“It’s Alice. Alice Manson.”
“You took her last name?”
“Of course I did.”
“Alice Manson,” she repeats, savoring the sound of it. “It sounds really badass.”
Somehow, I don’t mind when she says it. She can’t taint it; she’s too pure for that.
“She must have been pretty, right?” she asks again.
I think for a moment. “To me, she was. Dark blonde hair, medium length, and the grayest eyes I’ve ever seen.”
“So, you got her hair color and the gray heterochromia in your eye,” she says, bright and certain.
Something so simple. It’s so obvious, and yet it hits me like a punch.
I never wondered where my eyes came from—never thought to. I always figured it was just nature.
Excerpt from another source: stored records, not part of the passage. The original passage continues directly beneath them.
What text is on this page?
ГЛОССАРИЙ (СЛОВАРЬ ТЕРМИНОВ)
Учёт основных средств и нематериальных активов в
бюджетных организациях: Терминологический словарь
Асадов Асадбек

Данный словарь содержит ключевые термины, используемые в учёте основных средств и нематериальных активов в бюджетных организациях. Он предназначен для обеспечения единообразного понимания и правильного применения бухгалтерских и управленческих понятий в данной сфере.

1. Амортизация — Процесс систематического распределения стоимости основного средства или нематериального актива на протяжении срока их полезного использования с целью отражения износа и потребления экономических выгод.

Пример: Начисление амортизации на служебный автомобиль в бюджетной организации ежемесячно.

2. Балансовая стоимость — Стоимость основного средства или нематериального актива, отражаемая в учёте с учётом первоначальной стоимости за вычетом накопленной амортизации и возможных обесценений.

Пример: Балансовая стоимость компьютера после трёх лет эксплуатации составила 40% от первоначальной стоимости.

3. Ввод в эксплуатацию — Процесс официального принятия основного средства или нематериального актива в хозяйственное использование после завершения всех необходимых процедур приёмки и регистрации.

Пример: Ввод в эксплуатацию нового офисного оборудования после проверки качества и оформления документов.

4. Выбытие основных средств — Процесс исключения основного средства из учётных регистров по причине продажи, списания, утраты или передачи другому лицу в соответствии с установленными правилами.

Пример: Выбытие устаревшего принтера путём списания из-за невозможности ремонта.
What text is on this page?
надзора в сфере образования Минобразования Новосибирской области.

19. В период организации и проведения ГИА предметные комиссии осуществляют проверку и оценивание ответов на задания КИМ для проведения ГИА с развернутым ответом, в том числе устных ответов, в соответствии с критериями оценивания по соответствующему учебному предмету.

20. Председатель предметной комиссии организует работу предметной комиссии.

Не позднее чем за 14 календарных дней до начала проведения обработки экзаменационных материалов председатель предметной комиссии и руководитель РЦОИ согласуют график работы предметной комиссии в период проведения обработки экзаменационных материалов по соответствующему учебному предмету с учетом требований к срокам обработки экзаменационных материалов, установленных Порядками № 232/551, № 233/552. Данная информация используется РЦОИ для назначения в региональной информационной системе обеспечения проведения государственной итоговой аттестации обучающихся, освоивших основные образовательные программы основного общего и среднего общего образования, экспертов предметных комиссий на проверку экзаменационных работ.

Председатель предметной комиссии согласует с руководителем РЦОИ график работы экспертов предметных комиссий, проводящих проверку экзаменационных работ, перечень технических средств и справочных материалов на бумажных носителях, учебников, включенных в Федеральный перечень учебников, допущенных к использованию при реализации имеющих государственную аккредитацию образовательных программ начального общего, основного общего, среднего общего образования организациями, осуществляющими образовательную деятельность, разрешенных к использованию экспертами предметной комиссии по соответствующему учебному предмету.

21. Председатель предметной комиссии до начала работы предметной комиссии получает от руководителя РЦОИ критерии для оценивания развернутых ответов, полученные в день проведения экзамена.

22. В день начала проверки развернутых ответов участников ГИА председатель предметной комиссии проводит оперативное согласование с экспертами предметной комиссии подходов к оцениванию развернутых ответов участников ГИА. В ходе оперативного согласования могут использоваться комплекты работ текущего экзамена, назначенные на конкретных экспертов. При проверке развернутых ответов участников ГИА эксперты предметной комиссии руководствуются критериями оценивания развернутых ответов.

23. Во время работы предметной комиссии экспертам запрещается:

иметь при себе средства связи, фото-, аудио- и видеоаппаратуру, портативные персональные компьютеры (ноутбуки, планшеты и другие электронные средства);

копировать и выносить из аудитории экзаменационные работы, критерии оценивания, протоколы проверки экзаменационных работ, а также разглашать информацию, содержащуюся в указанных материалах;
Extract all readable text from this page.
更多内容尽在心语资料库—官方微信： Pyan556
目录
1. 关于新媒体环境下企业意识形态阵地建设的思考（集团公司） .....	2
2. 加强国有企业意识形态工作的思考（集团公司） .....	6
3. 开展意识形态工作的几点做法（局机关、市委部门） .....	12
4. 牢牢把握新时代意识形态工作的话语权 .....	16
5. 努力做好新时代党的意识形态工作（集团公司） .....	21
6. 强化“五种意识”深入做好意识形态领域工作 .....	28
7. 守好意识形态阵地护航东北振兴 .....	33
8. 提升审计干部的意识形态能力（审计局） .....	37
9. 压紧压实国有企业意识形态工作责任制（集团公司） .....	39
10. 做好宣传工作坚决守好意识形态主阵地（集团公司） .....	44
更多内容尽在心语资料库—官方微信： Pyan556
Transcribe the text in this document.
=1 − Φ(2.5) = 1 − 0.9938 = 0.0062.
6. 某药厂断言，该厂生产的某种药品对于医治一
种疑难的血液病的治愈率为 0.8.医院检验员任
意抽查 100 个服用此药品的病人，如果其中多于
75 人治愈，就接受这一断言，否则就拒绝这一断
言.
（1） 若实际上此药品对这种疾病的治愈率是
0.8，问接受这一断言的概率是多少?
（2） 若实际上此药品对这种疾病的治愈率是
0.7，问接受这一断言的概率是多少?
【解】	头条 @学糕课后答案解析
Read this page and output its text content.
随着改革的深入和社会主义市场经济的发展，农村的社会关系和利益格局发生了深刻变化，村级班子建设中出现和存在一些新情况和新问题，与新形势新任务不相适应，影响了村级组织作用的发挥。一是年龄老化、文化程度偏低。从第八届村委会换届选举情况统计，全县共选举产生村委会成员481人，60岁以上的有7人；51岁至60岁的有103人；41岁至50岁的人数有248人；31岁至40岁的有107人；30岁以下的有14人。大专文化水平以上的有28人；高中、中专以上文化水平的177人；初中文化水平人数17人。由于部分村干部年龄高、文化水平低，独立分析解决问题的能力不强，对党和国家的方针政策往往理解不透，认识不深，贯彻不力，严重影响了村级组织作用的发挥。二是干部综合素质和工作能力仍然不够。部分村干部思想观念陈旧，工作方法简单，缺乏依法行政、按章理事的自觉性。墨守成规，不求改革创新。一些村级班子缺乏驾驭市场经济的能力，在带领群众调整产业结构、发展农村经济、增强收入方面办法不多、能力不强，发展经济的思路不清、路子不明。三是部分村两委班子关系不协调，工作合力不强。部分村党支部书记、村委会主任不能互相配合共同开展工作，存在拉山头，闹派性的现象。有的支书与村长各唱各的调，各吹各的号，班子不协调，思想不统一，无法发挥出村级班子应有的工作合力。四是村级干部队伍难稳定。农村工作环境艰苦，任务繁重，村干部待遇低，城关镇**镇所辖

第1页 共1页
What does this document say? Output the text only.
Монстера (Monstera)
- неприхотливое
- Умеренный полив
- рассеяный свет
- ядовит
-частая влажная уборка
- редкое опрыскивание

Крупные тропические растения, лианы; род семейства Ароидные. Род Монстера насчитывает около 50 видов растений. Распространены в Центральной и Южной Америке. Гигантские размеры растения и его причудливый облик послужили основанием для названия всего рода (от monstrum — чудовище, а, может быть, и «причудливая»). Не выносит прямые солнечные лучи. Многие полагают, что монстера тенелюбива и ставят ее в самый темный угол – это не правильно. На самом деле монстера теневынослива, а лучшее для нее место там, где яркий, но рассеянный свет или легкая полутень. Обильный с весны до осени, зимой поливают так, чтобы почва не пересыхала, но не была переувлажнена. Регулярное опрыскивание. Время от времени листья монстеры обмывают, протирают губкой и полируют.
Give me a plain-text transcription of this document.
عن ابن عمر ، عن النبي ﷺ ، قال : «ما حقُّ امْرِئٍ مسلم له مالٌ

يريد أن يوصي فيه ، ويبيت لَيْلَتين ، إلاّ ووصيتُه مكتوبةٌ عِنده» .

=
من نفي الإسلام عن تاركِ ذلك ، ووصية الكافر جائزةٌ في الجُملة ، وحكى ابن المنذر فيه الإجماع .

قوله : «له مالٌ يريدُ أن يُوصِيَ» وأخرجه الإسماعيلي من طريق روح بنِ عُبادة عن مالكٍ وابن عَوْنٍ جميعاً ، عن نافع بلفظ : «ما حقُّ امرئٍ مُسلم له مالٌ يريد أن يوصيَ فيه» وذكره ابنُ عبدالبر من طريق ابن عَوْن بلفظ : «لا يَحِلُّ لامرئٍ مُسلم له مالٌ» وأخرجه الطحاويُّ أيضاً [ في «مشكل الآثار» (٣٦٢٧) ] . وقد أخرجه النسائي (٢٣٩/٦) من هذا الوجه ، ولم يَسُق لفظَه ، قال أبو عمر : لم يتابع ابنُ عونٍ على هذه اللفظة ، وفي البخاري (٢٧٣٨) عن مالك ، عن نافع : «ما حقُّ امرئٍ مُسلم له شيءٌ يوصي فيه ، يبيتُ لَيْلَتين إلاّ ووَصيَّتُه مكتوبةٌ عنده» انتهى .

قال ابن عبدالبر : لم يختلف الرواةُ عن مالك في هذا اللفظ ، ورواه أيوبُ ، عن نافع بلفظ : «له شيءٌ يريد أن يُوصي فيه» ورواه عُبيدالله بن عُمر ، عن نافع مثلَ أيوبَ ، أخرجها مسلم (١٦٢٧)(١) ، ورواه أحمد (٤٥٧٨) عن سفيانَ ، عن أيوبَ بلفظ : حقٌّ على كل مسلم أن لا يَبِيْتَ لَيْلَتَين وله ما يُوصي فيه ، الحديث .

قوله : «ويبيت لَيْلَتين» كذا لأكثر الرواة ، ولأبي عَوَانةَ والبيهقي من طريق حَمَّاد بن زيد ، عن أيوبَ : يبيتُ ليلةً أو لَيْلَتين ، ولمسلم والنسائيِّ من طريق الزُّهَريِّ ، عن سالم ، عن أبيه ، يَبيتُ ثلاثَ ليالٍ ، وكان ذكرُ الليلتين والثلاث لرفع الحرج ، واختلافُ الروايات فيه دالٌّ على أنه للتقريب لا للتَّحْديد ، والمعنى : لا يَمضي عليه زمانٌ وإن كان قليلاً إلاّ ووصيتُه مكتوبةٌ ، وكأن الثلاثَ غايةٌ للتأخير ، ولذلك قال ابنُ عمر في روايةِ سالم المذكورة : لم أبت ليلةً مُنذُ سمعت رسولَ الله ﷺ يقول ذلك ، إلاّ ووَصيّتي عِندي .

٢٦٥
Random.
Not a memory written into my skin, like a piece of her stitched into me.
“You’re right,” I breathe quietly. I look away, swallowing the lump in my throat. “I remember she used to push my hair back and tell me I had her stormy eyes. She said it made me look like trouble.”
“If she only knew.” She chuckles.
“Yeah.”
“She had a soft spot for you, didn’t she?”
“Me and Adam. But I think she loved me a bit more.”
“Who’s Adam?” she asks, her voice becoming gruff, yet I still see excitement in her eyes.
Fuck … my tongue slips.
“No one important.”
“But—”
“No,” I say solemnly, cutting her off.
She nods as if she understands my limits.Good girl.
“Do you visit her? Her grave, I mean.”
“There’s nothing there for me. It’s just dirt and stones.”
“It’s not about what’s there.”
“Don’t!” I snap. “I know what it’s about, and it doesn’t change anything.”
Her light blue eyes cloud, and they drop to the black duvet. What is she thinking?
“At least you have good things to remember her for,” she mutters. “My parents never made me laugh. They never made me smile. I was just there—a weight they carried. I wasn’t someone they loved. I wasn’t someone they even wanted. I was an embarrassment they couldn’t quite hide, no matter how hard they tried.”
Her eyes tear up as the memories of these bastards flood her mind. However, I don’t talk. I let her relive every bitter memory until she realizes that she’s stronger than that.
“I don’t remember the first time I realized they didn’t love me. I think I always knew. They never looked at me the way parents are supposed to. Never with pride or tenderness.” The tears run down her cheeks. “You said it. We’re both the unwanted child.”